Introduction to Bayesian Optimization

Bayesian Optimization (BO) concerns gradient-free, assumption-free optimization. The goal is to solve a general optimization problem with no known structure (e.g. convexity or linearity) to exploit, and where we do not have access to any of the function \(f(\dot)\)’s derivatives.

\[\max_{x \in X} f(x)\]

Many other assumptions are also often applied, including:

• Evaluating the function is expensive. For instance, \(f(\cdot)\) might be the outcome of an economic policy and the input the available economic levers (e.g. tax credits).
• The feasible set \(X\) is easy to assess membership.
• The function \(f\) is continuous. This assumption is necessary to use a common approach in the field (i.e.
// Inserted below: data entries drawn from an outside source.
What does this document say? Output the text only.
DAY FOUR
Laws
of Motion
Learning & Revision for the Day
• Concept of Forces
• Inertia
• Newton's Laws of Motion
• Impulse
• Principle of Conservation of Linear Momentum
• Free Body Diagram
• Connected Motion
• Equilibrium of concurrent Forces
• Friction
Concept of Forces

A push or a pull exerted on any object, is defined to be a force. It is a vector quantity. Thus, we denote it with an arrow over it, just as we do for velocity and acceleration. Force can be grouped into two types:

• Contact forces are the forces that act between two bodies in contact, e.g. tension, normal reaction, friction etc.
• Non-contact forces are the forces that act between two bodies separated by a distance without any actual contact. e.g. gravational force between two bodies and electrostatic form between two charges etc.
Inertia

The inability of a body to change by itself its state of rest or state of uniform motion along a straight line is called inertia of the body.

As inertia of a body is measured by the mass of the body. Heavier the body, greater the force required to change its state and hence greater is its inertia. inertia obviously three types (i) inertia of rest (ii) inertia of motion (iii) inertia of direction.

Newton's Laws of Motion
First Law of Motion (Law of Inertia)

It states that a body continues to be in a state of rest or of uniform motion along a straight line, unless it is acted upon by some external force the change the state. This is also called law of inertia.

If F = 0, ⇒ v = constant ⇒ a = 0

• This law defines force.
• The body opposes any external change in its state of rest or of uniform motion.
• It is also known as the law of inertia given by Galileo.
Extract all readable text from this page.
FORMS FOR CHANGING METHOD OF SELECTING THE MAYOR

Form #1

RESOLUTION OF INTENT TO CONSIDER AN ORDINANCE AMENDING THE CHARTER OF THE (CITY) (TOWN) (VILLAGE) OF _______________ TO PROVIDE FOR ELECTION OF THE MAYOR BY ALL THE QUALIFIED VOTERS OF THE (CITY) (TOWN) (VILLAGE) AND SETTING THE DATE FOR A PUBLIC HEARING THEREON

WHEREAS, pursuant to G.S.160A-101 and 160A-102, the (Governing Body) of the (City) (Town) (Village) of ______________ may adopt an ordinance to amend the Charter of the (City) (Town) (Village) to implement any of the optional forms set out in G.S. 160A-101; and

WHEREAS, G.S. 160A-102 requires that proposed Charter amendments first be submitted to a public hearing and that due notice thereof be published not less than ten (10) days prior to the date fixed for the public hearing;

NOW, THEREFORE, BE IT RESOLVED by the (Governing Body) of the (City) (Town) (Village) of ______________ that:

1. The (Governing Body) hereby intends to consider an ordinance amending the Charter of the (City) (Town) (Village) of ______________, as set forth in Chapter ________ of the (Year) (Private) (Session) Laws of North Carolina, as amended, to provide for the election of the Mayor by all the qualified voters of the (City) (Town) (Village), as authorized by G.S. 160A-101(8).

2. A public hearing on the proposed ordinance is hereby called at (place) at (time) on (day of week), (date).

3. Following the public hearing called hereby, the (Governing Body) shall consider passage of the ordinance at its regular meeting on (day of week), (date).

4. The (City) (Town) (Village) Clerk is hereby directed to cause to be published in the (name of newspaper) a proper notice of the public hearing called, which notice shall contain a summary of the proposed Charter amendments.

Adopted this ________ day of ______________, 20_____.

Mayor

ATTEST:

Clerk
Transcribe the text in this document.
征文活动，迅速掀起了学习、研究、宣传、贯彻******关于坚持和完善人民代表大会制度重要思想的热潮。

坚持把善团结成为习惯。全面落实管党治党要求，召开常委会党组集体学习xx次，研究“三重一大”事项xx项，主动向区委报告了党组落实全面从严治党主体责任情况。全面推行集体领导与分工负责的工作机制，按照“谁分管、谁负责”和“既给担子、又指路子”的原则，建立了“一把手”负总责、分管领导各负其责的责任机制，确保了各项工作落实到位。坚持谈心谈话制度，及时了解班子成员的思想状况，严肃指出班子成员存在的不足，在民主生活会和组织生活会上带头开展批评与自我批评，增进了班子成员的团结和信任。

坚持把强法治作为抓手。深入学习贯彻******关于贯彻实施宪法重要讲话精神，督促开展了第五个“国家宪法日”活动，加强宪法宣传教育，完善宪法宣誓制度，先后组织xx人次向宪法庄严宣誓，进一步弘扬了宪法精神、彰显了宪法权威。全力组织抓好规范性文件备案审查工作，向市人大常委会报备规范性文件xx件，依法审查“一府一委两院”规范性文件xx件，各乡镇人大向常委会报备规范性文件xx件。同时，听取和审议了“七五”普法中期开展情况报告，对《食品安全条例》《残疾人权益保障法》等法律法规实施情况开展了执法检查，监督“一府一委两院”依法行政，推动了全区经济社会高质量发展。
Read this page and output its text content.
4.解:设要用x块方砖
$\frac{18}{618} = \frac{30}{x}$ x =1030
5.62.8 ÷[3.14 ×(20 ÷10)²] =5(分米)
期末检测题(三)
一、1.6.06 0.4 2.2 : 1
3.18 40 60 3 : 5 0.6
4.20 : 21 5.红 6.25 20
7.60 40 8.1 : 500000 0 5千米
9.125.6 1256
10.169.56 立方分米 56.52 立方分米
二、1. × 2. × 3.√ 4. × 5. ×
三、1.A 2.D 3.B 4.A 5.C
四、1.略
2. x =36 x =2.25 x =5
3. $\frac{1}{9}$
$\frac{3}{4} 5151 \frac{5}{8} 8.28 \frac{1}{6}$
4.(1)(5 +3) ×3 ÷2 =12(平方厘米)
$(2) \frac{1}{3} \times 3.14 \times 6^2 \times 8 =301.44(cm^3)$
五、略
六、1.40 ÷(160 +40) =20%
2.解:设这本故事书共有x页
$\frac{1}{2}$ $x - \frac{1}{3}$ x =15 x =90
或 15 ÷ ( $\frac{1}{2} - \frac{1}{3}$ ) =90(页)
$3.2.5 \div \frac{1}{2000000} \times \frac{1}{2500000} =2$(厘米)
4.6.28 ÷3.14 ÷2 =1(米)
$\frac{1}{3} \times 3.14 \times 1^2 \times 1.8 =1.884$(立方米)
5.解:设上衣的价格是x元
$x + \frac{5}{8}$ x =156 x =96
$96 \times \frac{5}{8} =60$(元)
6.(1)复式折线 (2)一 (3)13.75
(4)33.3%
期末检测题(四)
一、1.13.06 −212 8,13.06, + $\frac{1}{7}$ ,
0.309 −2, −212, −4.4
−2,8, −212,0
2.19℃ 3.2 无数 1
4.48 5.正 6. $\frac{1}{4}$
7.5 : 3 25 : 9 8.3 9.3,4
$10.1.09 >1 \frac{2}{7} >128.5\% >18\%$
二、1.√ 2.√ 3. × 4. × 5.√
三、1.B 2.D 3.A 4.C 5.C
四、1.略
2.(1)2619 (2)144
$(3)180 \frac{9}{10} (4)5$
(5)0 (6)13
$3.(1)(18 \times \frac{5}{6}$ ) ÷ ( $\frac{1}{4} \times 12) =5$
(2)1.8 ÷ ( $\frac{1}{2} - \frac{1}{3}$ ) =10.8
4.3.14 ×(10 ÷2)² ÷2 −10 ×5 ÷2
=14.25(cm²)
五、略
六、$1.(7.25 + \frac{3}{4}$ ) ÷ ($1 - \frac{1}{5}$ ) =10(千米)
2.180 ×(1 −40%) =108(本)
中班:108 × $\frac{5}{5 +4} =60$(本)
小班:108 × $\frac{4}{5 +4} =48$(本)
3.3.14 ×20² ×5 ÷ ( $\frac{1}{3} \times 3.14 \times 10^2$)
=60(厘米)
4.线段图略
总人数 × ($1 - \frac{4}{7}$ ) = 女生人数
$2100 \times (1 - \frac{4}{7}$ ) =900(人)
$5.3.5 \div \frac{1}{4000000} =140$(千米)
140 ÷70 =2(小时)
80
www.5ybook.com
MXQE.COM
Gaussian process regression)

All/most approaches to Bayesian Optimization have two components:

1. A statistical model of the objective function, often called the surrogate function
2. A method for deciding where to sample next, often called the acquisition function.

There are a variety of different acquisition functions, but almost always, the surrogate function is Gaussian Process regression.

The psuedo-code is then:

• Place a GP prior on \(f\)
• For as many iterations as you can afford
  • Update the posterior on \(f\) using all available data
  • Choose a point \(x_n\) as the maximizer of some acquisition function
  • Observe \(y_n = f(x_n)\)